1.4. "... It would be benecial to present theoretical analysis of dependence of FOM on SiO2 and metal thickness.”
It was not a request for calculations of the reflectivity spectra. It is the request for analysis of FOM dependences on the structural parameters.
The reflectivity spectra are important from the point of view of the effect of the structural parameters. Because the optimal metal thickness was obtained, it is desirable to analyse FOM dependences on the silicon dioxide thickness, including two different thicknesses of the adhesion chromium layer.
According to the title of the manuscript optimization of the structure is performed based on the condition of achievement of highest sensitivity. Although, authors introduce FOM that characterizes the possible resolution, the text does not describe the procedure based on FOM maximization. In this case, it is not clear, why authors need FOM and sensitivity parameters introduced in Eqs. (9) and (8), if their choice of structural parameters is based on uncpecified phenomenological assumptions. Summarizing, the manuscript does not provide even a simple study of sensitivity behavior on the structural parameters like, for example, it was done in similar study of MIM structures [Ann. Phys. (Berlin) 2018, 1700411].

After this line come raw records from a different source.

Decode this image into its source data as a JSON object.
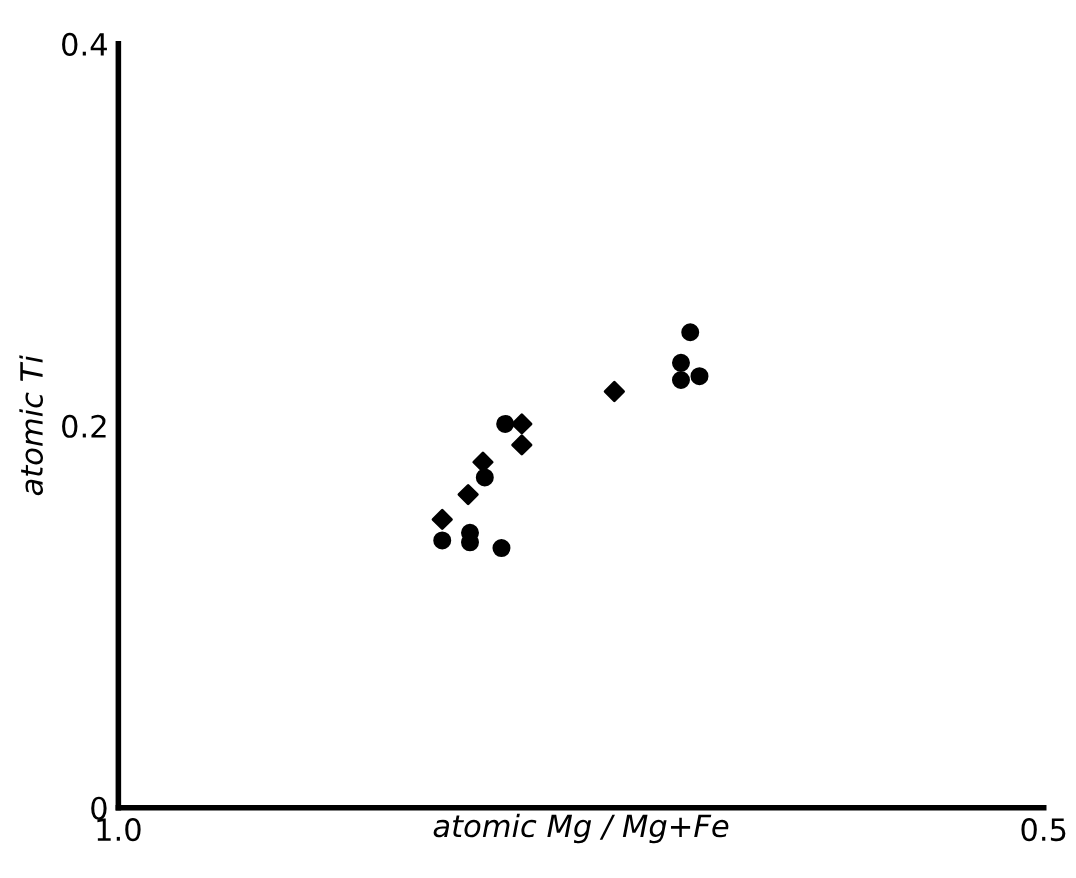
{
  "chart_data": {
    "type": "scatter",
    "xlabel": "atomic Mg / Mg+Fe",
    "ylabel": "atomic Ti",
    "xlim": [
      1.0,
      0.5
    ],
    "ylim": [
      0,
      0.4
    ],
    "xticks": [
      {
        "value": 1.0,
        "label": "1.0"
      },
      {
        "value": 0.5,
        "label": "0.5"
      }
    ],
    "yticks": [
      0,
      0.2,
      0.4
    ],
    "grid": false,
    "legend": false,
    "series": [
      {
        "color": "#000000",
        "marker": "diamond",
        "x": [
          0.825,
          0.811,
          0.803,
          0.782,
          0.782,
          0.732
        ],
        "values": [
          0.151,
          0.164,
          0.181,
          0.201,
          0.19,
          0.218
        ]
      },
      {
        "color": "#000000",
        "marker": "circle",
        "x": [
          0.825,
          0.81,
          0.81,
          0.793,
          0.802,
          0.791,
          0.691,
          0.696,
          0.696,
          0.686
        ],
        "values": [
          0.14,
          0.144,
          0.139,
          0.136,
          0.173,
          0.201,
          0.249,
          0.233,
          0.224,
          0.226
        ]
      }
    ]
  }
}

Instead of presenting similar Figures 2a and 2b, which do not give any idea on the maximal resolution of the sensing structure, FOM dependences on the metal layer and SiO2 thicknesses, as well as on the incidence angles will be sufficient for understanding the behavior of resolution.
Author Response
The authors would like to thank Reviewer 2 for his suggestions and comments to help improve our work.
Following the recommendation, RI sensitivity and FOM as a function of the gold layer thickness were added in Figs. 5(a) and (b). The definition of FOM was expanded so that the depth of dip D is also considered. Consequently, the FOM values were changed to satisfy the new relation.
Reviewer 3 Report
I think that the manuscript is now ok for publication
Author Response
No comments.
Round 4
Reviewer 2 Report
The manuscript can be accepted for publication in the present form.